Загудели моторы. Дрожащей рукой Олесь коснулся рычагов. А вдруг в самом деле разучился? Вдруг все-таки перелом сделал что-то непоправимое с рукой? Когда махина с мягким гудением дрогнула, ожила, он с нежностью подумал: «Не забыла, слушается…» Ком подкатил к горлу. Всё что он видел за стеклами кабины, вдруг потеряло четкость очертаний. Он не видел, он почувствовал, как взметнулась стрела, как опускается ковш, как зубы его, точно в масло, врезаются в слежавшийся грунт. Послышался скрежет, но из-за того, что все кругом было закрыто как бы туманом, цикл вышел смазанным. Промах будто ударил Олеся, он втянул голову в плечи: неужели выдохся? Но моторы пели, в кабине все было знакомо. Борис, стоя сзади, горячо дышал в затылок. Отерев глаза кулаком, Олесь сосредоточился… И пошло, и пошло…

– Нет, есть еще порох в пороховницах, не иссякла казачья сила, хай ему грец! – сказал он не без самодовольства, оглянувшись на Бориса.

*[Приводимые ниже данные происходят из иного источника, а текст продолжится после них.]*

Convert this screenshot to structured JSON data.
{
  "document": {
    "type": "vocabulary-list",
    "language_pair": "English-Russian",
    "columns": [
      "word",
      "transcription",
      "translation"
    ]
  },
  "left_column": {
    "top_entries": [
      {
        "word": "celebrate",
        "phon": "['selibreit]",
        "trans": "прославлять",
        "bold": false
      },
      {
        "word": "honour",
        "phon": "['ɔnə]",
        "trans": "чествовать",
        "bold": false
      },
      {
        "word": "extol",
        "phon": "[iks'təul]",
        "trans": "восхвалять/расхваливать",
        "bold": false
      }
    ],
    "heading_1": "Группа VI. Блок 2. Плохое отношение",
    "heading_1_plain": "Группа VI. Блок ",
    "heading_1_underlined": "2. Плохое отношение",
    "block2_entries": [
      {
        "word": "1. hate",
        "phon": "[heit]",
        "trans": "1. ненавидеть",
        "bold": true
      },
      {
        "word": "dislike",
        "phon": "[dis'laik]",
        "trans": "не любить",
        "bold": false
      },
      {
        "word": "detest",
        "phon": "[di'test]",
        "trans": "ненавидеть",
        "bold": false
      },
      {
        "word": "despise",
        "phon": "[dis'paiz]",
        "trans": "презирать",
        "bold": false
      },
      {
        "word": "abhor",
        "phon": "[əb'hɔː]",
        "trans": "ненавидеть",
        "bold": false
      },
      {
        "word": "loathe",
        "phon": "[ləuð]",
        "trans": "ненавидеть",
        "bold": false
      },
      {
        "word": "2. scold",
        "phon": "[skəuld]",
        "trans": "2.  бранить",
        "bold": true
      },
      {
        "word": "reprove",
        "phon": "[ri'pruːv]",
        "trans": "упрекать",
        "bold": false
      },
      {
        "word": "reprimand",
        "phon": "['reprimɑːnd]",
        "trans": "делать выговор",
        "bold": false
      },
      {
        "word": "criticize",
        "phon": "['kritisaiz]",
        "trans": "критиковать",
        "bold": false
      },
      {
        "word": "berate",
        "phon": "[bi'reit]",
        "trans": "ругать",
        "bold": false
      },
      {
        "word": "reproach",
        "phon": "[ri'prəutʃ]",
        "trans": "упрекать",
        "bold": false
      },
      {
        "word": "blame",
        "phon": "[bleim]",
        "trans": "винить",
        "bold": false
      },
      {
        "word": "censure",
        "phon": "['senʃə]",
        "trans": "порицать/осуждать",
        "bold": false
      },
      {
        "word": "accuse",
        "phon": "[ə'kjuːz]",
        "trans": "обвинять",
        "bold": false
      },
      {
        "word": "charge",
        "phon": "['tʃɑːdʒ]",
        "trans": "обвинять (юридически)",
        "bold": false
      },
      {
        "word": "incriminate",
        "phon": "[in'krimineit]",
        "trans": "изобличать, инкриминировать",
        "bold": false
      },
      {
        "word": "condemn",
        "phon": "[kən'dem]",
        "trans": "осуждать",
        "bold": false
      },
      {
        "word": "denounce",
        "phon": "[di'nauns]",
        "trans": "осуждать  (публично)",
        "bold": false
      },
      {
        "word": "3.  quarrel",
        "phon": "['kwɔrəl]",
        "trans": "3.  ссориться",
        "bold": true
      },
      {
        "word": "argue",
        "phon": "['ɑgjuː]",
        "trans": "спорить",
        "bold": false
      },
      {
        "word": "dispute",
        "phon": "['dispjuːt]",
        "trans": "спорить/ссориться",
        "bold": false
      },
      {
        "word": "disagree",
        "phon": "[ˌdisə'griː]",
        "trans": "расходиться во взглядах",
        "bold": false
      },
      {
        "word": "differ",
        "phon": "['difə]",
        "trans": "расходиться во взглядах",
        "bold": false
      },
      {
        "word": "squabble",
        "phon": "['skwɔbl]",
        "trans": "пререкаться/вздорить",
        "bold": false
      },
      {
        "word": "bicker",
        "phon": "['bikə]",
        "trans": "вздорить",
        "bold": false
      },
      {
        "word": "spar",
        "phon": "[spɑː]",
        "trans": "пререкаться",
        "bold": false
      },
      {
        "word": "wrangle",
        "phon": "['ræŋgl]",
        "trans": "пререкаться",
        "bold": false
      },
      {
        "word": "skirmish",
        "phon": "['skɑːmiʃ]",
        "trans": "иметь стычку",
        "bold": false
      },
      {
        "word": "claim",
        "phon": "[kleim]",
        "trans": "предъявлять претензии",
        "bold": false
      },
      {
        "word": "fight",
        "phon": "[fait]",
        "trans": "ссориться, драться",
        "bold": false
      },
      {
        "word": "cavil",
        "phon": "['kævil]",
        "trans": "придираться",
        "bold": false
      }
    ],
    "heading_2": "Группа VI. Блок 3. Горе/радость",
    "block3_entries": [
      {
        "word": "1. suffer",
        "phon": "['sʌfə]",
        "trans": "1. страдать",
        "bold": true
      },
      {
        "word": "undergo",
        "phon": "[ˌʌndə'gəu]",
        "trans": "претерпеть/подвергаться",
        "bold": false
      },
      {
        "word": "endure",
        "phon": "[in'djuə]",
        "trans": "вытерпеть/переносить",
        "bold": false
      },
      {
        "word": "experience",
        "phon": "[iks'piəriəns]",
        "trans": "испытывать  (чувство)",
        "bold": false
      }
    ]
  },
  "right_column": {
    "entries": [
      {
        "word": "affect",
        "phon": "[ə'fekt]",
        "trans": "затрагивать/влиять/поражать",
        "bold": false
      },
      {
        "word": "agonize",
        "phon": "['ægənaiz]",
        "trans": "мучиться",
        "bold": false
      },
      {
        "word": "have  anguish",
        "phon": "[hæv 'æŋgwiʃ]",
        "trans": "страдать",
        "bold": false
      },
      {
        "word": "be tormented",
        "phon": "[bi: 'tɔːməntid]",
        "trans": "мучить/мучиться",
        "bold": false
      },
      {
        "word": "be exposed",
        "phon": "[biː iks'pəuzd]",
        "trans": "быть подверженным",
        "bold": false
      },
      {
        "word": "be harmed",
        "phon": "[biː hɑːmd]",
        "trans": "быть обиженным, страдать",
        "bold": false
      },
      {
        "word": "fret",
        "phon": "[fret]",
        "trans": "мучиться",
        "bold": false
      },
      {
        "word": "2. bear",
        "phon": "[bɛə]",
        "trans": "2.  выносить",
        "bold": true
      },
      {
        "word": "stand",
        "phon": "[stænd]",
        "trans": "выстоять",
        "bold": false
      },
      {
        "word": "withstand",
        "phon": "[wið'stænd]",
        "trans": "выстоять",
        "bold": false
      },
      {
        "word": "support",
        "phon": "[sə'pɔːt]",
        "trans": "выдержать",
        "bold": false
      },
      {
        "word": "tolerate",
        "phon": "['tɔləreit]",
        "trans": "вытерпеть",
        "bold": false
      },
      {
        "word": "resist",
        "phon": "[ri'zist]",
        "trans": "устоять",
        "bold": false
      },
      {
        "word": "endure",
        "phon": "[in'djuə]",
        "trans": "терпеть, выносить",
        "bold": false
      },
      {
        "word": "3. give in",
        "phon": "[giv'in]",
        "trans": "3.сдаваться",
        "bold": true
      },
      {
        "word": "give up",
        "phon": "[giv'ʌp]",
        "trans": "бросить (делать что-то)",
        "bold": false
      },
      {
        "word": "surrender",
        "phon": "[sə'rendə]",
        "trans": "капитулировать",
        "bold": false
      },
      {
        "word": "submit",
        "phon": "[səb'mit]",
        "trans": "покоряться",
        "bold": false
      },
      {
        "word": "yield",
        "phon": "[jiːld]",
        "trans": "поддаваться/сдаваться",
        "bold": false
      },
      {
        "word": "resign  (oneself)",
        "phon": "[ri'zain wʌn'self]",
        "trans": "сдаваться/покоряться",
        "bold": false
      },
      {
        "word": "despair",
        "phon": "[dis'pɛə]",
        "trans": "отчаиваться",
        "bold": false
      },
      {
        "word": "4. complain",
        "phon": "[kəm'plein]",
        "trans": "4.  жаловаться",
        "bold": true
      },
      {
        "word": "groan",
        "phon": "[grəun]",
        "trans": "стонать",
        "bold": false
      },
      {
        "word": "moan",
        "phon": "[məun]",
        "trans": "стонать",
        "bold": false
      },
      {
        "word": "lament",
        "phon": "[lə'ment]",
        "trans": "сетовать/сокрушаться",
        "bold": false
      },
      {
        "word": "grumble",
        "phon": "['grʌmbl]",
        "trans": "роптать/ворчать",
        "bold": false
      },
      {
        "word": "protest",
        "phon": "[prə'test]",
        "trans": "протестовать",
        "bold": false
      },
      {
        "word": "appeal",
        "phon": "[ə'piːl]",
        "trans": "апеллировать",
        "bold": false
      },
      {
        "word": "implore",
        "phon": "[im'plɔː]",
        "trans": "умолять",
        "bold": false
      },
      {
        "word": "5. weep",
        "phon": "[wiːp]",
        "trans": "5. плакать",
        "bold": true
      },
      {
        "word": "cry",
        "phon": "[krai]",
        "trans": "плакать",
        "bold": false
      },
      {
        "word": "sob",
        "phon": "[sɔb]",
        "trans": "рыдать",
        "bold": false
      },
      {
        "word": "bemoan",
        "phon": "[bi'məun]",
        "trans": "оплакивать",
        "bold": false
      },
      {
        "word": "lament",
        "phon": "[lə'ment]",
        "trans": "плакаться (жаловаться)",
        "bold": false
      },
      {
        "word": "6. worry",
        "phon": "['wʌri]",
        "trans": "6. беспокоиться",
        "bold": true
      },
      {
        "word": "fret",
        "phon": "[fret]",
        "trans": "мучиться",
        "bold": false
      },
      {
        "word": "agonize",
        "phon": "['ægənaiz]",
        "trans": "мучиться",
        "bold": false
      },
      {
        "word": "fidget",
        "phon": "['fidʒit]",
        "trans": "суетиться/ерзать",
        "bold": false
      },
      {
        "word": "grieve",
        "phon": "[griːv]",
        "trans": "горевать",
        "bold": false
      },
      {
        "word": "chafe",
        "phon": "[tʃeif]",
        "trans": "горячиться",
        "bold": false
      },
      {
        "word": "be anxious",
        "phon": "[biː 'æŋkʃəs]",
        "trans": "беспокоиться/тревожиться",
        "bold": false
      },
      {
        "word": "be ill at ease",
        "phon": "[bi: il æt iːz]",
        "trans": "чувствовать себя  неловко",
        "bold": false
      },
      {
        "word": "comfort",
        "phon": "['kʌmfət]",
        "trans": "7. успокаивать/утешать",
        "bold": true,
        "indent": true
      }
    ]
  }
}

Тот один управлялся за весь экипаж. Большой, огромной физической; силы парень, он смотрел на Олеся с тем ревнивым и немножко подобострастным выражением, с каким скрипачи-оркестранты слушают соло заезжего виртуоза: такую бы стать, такую бы технику! А Олесь уже ничего не замечал. Он снова переживал это ни с чем не сравнимое и такое дорогое мастеру любой профессии чувство слияния со своей машиной, которое позволяет ощущать эту послушную, отзывчивую машину как бы продолжением самого себя.

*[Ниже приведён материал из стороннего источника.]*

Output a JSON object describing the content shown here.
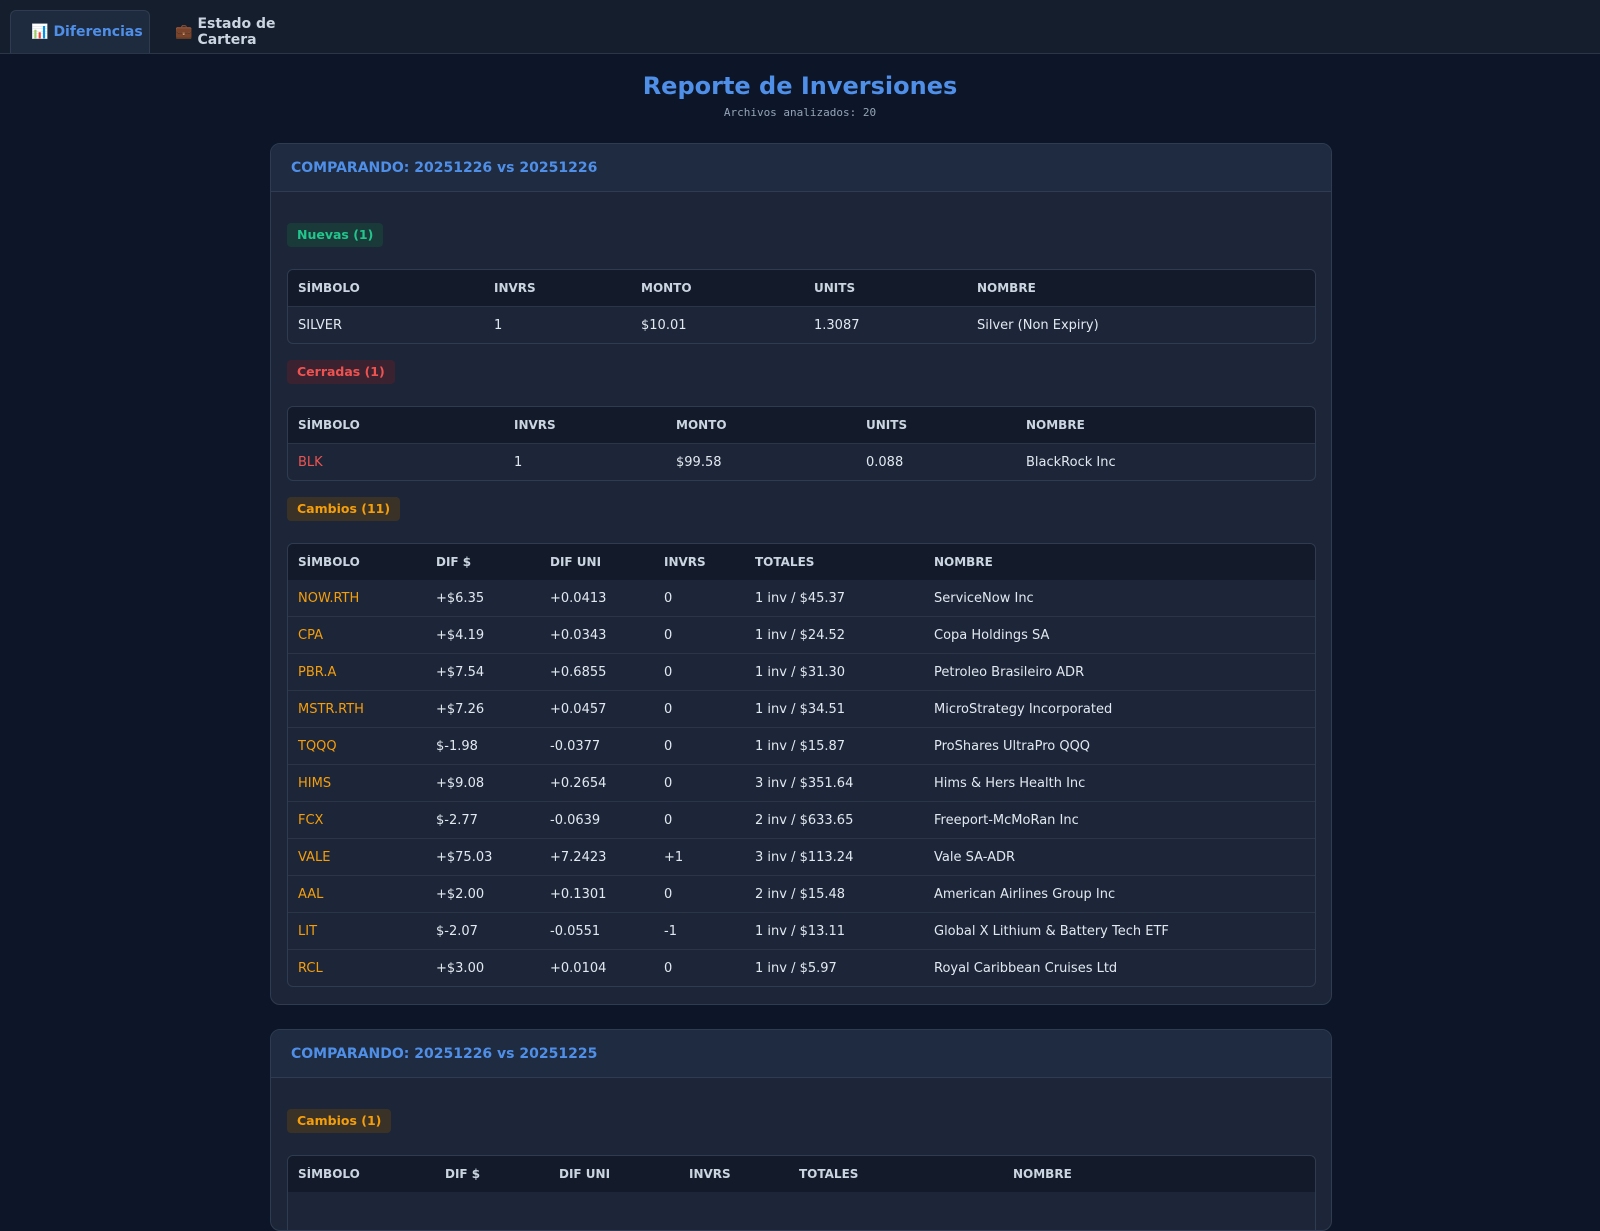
{
  "tabs": [
    {
      "label": "Diferencias",
      "icon": "📊",
      "icon_name": "bar-chart-icon",
      "active": true
    },
    {
      "label": "Estado de Cartera",
      "icon": "💼",
      "icon_name": "briefcase-icon",
      "active": false
    }
  ],
  "header": {
    "title": "Reporte de Inversiones",
    "subtitle": "Archivos analizados: 20"
  },
  "comparisons": [
    {
      "title": "COMPARANDO: 20251226 vs 20251226",
      "nuevas": {
        "label": "Nuevas (1)",
        "columns": [
          "SÍMBOLO",
          "INVRS",
          "MONTO",
          "UNITS",
          "NOMBRE"
        ],
        "rows": [
          {
            "simbolo": "SILVER",
            "invrs": "1",
            "monto": "$10.01",
            "units": "1.3087",
            "nombre": "Silver (Non Expiry)"
          }
        ]
      },
      "cerradas": {
        "label": "Cerradas (1)",
        "columns": [
          "SÍMBOLO",
          "INVRS",
          "MONTO",
          "UNITS",
          "NOMBRE"
        ],
        "rows": [
          {
            "simbolo": "BLK",
            "invrs": "1",
            "monto": "$99.58",
            "units": "0.088",
            "nombre": "BlackRock Inc"
          }
        ]
      },
      "cambios": {
        "label": "Cambios (11)",
        "columns": [
          "SÍMBOLO",
          "DIF $",
          "DIF UNI",
          "INVRS",
          "TOTALES",
          "NOMBRE"
        ],
        "rows": [
          {
            "simbolo": "NOW.RTH",
            "dif": "+$6.35",
            "difuni": "+0.0413",
            "invrs": "0",
            "totales": "1 inv / $45.37",
            "nombre": "ServiceNow Inc"
          },
          {
            "simbolo": "CPA",
            "dif": "+$4.19",
            "difuni": "+0.0343",
            "invrs": "0",
            "totales": "1 inv / $24.52",
            "nombre": "Copa Holdings SA"
          },
          {
            "simbolo": "PBR.A",
            "dif": "+$7.54",
            "difuni": "+0.6855",
            "invrs": "0",
            "totales": "1 inv / $31.30",
            "nombre": "Petroleo Brasileiro ADR"
          },
          {
            "simbolo": "MSTR.RTH",
            "dif": "+$7.26",
            "difuni": "+0.0457",
            "invrs": "0",
            "totales": "1 inv / $34.51",
            "nombre": "MicroStrategy Incorporated"
          },
          {
            "simbolo": "TQQQ",
            "dif": "$-1.98",
            "difuni": "-0.0377",
            "invrs": "0",
            "totales": "1 inv / $15.87",
            "nombre": "ProShares UltraPro QQQ"
          },
          {
            "simbolo": "HIMS",
            "dif": "+$9.08",
            "difuni": "+0.2654",
            "invrs": "0",
            "totales": "3 inv / $351.64",
            "nombre": "Hims & Hers Health Inc"
          },
          {
            "simbolo": "FCX",
            "dif": "$-2.77",
            "difuni": "-0.0639",
            "invrs": "0",
            "totales": "2 inv / $633.65",
            "nombre": "Freeport-McMoRan Inc"
          },
          {
            "simbolo": "VALE",
            "dif": "+$75.03",
            "difuni": "+7.2423",
            "invrs": "+1",
            "totales": "3 inv / $113.24",
            "nombre": "Vale SA-ADR"
          },
          {
            "simbolo": "AAL",
            "dif": "+$2.00",
            "difuni": "+0.1301",
            "invrs": "0",
            "totales": "2 inv / $15.48",
            "nombre": "American Airlines Group Inc"
          },
          {
            "simbolo": "LIT",
            "dif": "$-2.07",
            "difuni": "-0.0551",
            "invrs": "-1",
            "totales": "1 inv / $13.11",
            "nombre": "Global X Lithium & Battery Tech ETF"
          },
          {
            "simbolo": "RCL",
            "dif": "+$3.00",
            "difuni": "+0.0104",
            "invrs": "0",
            "totales": "1 inv / $5.97",
            "nombre": "Royal Caribbean Cruises Ltd"
          }
        ]
      }
    },
    {
      "title": "COMPARANDO: 20251226 vs 20251225",
      "cambios": {
        "label": "Cambios (1)",
        "columns": [
          "SÍMBOLO",
          "DIF $",
          "DIF UNI",
          "INVRS",
          "TOTALES",
          "NOMBRE"
        ]
      }
    }
  ],
  "colors": {
    "accent": "#4f8fe8",
    "nuevas": "#22c58b",
    "cerradas": "#ef5350",
    "cambios": "#f59e0b",
    "background": "#0d1628"
  }
}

Не сразу заметил он на остром гребне забоя человеческие фигуры, а увидев их, самодовольно ухмыльнулся. Это люди обеих бригад и шоферы, вернувшись из столовой, наблюдали за ним. Остановив машину с поднятой стрелой, Олесь удовлетворенно откинулся на спинку металлического сиденья. С минуту просидел, улыбаясь, потом обратился к брату.

– Не машина, оркестр! – И, покосившись на тех, кто еще стоял на гребне откоса, сказал: – Я им покажу, этим «негативам», лягай их блоха, работу!

– Покажете, покажете, – торопливо ответил Борис, радуясь за брата и в то же время испытывая к нему ревность. – А у меня «Негатив» уж не «Негатив», а Позитив, право… Так вкалывает! И чудак: когда ему в эту получку косая на его долю вышла, слезу пустил. Честное комсомольское, пустил. Так деньгу любит, черт линялый!..

– Строится он в «Индии», так поселок индивидуалов зовут, что за Бычьим Лбом… Хату сооружает – давняя его мечта, своя хата… Личная. Собственная. Персональная…

Невыясненным осталось: ухитрился ли рябой с помощью своих двух многозначительных слов рассказать экипажу о замысле Олеся или он все-таки пустил в ход и другие, но только бригада уже знала о замысле братьев. Разно восприняли это люди.

– Я вам скажу, друзья, он себя над нами поднять хочет, – сказал Сурен, прихмурив бровки-гусеницы. – Вот гляди, душа моя: вот это ты, а вот это я.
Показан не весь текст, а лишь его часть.